Electricity Import From Azerbaijan Proposed

Electricity Import From Azerbaijan Proposed

Iran has put forward an official proposal to import 500 megawatts (MW) of electricity from Azerbaijan in summer to compensate possible electricity shortages, a deputy energy minister said Saturday.
There will be no power outage in the summer if power consumption is managed to stand at 50,000-51,000 MW, Houshang Falahatian was quoted by Fars news agency as saying. However, power supply might be disrupted if consumption surpasses 52,000 MW, he noted.      

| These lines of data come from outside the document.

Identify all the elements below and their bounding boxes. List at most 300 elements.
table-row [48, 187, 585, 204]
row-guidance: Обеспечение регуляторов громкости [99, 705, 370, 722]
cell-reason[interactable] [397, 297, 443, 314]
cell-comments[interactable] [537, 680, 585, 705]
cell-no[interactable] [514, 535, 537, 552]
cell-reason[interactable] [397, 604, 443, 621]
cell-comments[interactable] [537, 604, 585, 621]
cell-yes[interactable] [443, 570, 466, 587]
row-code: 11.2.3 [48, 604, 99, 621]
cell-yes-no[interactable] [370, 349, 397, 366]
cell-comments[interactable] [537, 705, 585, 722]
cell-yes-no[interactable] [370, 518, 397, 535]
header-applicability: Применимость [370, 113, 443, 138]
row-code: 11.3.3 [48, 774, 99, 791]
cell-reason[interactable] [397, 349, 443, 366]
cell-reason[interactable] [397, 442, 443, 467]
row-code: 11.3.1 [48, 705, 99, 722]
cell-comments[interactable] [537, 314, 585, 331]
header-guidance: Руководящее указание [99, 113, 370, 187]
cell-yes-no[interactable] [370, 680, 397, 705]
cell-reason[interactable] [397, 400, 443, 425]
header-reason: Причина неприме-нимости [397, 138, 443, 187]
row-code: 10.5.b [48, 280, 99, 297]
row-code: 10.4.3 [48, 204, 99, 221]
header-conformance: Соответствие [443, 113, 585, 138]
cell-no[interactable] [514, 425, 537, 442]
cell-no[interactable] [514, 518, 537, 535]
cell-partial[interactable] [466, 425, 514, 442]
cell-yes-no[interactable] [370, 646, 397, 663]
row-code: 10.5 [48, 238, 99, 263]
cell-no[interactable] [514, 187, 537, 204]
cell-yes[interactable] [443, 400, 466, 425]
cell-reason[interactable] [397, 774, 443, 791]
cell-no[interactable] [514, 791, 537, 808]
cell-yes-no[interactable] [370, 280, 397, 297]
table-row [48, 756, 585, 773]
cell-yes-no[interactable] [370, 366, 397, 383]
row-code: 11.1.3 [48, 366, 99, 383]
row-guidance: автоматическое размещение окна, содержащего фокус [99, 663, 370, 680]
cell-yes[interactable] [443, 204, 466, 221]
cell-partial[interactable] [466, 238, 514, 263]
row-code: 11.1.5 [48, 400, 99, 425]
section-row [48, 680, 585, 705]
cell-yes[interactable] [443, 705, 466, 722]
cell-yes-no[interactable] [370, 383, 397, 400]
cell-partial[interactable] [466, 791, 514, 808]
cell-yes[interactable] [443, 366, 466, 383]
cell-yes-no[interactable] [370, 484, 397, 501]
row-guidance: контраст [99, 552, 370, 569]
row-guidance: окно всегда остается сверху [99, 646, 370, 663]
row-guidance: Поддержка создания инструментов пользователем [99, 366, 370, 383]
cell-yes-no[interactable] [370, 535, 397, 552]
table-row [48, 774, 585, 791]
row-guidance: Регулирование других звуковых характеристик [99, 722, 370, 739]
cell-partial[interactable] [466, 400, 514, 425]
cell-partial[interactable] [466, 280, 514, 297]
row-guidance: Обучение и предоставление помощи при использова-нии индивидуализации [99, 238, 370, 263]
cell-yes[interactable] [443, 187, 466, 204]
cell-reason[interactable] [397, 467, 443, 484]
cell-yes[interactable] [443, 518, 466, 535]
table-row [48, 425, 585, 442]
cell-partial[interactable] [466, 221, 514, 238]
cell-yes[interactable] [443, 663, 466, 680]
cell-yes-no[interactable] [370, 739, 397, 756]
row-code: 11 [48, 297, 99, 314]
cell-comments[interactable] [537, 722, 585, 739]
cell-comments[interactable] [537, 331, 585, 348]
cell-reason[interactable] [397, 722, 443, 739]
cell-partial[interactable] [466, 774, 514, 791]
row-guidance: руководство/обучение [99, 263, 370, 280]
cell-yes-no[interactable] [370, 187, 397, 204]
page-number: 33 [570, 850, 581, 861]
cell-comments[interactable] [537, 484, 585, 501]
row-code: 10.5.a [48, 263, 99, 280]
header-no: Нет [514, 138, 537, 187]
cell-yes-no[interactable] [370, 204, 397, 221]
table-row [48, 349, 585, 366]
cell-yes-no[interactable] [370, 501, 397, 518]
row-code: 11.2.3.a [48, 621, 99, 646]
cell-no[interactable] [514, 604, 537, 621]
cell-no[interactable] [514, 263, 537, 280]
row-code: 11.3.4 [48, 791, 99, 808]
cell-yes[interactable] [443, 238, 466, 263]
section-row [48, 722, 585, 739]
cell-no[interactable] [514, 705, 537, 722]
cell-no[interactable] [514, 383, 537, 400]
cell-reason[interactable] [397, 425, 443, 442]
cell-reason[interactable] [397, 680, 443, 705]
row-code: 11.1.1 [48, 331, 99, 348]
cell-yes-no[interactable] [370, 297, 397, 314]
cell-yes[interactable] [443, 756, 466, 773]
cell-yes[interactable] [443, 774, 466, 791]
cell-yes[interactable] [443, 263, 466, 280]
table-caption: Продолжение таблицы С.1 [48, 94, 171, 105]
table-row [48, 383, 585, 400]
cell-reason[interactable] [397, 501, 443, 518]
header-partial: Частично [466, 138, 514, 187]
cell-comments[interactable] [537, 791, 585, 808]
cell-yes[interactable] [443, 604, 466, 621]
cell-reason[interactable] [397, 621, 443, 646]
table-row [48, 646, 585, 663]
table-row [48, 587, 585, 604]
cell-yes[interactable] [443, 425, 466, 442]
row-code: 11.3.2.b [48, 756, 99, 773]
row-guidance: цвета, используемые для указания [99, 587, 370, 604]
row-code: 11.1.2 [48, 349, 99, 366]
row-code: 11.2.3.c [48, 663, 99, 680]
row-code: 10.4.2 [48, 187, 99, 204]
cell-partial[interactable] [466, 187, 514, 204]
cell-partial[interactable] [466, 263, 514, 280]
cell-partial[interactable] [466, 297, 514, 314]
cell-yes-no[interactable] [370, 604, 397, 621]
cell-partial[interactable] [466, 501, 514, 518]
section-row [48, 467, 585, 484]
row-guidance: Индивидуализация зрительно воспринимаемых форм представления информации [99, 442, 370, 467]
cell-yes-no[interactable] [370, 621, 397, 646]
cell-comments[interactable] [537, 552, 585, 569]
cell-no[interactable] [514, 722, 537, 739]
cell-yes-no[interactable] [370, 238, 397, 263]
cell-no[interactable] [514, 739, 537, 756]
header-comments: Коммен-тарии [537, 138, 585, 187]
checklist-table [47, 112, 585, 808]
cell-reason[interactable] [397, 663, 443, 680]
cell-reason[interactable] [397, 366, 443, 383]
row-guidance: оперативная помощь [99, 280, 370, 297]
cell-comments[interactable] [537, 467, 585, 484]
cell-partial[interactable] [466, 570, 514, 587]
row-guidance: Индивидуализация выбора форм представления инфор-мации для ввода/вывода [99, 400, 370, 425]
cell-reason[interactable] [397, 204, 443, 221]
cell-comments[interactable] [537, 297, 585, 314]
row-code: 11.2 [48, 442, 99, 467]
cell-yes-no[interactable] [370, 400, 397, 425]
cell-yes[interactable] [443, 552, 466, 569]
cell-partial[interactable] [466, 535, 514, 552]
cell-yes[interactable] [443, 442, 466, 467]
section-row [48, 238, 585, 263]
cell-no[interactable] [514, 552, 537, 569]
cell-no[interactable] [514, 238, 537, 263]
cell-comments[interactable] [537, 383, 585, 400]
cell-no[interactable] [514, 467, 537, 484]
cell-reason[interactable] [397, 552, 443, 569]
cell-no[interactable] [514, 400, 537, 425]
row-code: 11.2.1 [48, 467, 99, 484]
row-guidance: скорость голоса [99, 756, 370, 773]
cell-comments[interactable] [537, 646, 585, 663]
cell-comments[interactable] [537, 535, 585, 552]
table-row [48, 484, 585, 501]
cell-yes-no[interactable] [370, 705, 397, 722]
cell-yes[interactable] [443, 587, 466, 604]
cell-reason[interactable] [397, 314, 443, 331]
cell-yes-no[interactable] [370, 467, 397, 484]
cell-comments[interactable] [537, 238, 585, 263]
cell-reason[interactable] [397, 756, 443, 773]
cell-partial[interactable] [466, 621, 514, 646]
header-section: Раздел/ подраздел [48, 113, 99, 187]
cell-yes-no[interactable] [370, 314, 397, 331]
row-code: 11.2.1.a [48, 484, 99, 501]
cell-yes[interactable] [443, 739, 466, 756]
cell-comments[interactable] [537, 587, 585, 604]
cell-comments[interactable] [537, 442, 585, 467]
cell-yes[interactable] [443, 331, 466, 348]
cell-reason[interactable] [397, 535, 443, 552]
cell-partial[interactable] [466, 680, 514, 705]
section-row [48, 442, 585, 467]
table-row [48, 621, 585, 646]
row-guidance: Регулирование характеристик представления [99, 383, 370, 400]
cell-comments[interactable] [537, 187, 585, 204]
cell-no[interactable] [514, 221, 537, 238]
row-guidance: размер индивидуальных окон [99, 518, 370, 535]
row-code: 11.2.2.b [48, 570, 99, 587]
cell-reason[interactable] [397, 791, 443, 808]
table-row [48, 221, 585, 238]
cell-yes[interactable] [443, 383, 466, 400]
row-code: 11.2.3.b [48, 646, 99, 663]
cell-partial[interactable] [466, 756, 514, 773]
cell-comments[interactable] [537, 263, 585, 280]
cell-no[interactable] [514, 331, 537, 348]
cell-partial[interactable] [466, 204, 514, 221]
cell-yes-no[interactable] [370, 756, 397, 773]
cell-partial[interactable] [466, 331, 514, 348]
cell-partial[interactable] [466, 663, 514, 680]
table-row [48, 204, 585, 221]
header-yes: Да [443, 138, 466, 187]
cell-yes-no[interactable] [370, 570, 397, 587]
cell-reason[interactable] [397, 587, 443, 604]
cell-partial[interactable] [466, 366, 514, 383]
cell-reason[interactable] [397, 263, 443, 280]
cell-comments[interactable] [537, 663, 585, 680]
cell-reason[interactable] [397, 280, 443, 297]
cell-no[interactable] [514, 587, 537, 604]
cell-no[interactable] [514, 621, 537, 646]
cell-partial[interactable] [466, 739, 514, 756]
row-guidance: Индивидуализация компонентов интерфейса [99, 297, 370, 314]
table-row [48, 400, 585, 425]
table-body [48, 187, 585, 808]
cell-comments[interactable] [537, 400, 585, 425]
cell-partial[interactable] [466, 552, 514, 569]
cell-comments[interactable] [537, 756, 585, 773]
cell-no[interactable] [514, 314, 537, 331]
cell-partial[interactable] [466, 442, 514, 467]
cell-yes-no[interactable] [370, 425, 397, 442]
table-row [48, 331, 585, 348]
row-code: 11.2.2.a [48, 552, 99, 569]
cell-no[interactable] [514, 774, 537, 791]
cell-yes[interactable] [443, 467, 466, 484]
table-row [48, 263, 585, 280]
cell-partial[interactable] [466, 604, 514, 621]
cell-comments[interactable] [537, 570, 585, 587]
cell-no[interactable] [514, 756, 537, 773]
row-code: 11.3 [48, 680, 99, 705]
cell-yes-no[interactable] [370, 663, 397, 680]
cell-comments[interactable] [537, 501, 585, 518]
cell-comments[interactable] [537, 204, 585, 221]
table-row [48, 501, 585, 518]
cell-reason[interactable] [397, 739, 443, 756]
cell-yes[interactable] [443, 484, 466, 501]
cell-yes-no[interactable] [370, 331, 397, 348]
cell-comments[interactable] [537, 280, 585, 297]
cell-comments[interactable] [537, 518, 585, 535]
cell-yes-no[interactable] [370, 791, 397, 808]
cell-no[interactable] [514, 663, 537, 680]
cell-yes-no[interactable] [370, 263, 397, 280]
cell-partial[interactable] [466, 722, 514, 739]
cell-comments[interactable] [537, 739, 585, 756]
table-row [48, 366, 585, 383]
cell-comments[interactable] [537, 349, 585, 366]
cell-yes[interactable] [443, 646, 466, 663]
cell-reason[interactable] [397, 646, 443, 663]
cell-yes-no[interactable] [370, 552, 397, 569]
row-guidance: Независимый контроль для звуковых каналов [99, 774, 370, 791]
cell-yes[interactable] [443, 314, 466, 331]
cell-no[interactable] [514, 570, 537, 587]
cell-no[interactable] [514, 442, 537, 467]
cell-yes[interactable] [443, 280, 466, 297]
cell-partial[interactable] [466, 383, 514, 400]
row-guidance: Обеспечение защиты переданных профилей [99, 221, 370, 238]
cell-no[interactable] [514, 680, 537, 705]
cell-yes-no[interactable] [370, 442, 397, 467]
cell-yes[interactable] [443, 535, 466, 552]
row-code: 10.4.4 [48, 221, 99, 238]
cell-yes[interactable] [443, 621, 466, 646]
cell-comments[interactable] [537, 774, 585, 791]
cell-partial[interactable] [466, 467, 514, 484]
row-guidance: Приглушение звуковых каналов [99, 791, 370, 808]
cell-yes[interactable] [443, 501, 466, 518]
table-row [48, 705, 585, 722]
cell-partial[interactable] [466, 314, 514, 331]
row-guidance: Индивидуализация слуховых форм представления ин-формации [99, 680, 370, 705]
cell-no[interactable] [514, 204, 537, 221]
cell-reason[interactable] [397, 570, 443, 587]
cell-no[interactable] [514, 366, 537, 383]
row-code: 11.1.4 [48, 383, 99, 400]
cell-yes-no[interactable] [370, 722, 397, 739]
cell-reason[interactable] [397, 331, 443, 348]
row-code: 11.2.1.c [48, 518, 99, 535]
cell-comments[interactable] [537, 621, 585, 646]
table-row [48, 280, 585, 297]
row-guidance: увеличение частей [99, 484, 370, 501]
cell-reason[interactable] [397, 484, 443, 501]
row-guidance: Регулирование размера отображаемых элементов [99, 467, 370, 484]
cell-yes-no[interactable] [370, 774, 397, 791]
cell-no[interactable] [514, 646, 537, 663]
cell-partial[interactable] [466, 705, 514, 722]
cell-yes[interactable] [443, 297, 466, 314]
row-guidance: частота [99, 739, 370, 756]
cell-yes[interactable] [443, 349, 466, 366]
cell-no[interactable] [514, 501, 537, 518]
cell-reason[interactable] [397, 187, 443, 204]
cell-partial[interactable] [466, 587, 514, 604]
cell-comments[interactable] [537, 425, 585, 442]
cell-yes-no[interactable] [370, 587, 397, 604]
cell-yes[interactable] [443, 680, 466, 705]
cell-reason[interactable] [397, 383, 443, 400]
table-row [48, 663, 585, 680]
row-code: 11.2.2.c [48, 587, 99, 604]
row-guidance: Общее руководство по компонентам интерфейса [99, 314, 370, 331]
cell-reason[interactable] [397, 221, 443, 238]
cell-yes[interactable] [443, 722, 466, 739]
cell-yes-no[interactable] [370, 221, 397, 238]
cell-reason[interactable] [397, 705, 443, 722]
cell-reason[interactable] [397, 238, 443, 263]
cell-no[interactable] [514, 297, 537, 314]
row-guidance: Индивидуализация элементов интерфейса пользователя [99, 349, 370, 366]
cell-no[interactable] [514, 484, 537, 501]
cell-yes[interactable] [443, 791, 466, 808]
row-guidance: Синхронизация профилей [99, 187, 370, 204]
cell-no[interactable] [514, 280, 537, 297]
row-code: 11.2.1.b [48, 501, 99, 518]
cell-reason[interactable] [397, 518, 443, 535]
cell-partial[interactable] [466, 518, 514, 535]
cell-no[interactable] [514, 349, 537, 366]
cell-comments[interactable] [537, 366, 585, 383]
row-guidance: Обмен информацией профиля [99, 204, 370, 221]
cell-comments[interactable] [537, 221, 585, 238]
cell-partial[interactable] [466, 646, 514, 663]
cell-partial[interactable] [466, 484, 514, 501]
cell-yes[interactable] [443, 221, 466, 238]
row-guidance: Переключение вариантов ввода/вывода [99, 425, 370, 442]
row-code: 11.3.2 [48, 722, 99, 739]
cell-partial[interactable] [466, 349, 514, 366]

While power outage is averaged 10 minutes per annum for every subscriber in developed countries, the figure is 2 minutes per day or more than 700 minutes per annum in Iran.
According to official estimates, electricity production and consumption balance will face a 3,000 MW shortfall in the summer. Therefore, Iran is considering electricity imports from neighboring Azerbaijan to avert potential outages.
“We hope to reach an agreement with Azerbaijan to import 500 MW of electricity during summer,” said the official.
A 10 percent reduction in electricity consumption would cut government expenditures on construction of power plants by 200 trillion rials ($7.5 billion). “Around $7.5 billion, which equals the country’s entire construction budget, would have been saved if power consumption were reduced by 20 percent in power plants alone,” Falahatian stated.
The status quo in Iraq, namely chaos caused by the Islamic State, has cut Iran’s power exports by as much as 10 percent, the official noted.  Around 4,000-5,000 MW power plants are constructed by the energy ministry each year to meet the increasing demand, which is estimated to grow eight percent annually. Current power plants’ capacity suffices to meet demand should subscribers reduce consumption by 10 percent.
A recent report from the Business Monitor International said that Iran is capable of meeting its own power demand, but is distant from achieving energy export ambitions.
Iran generated 223.56 terawatt-hours (TWh) of electricity in 2014. The figure exceeds power consumption of 185.41 TWh by 20.5 percent. The excess power production is set to continue over the medium-term, with consumption forecast to climb to 215.97 TWh in 2020. This will then be met by supply, which is expected to increase to reach 284 TWh.
Iran’s electricity industry ranks 14th in the world and first in the Middle East in terms of power generation with an installed power generation capacity of 72,000 MW.
The country is the largest exporter and importer of electricity in the Middle East and exports electric power to Armenia, Pakistan, Turkey, Iraq, and Afghanistan. Azerbaijan and Armenia supply electricity to Iran under a swap agreement.
“It is absolutely wrong to think we can achieve economic growth without having sufficient electricity production,” Energy Minister Hamid Chitchian warned recently. “The electricity sector has weakened over the past five years and investment has dramatically decreased.”
The energy ministry says the power network requires at least 120 trillion rials ($4.4b) of investment.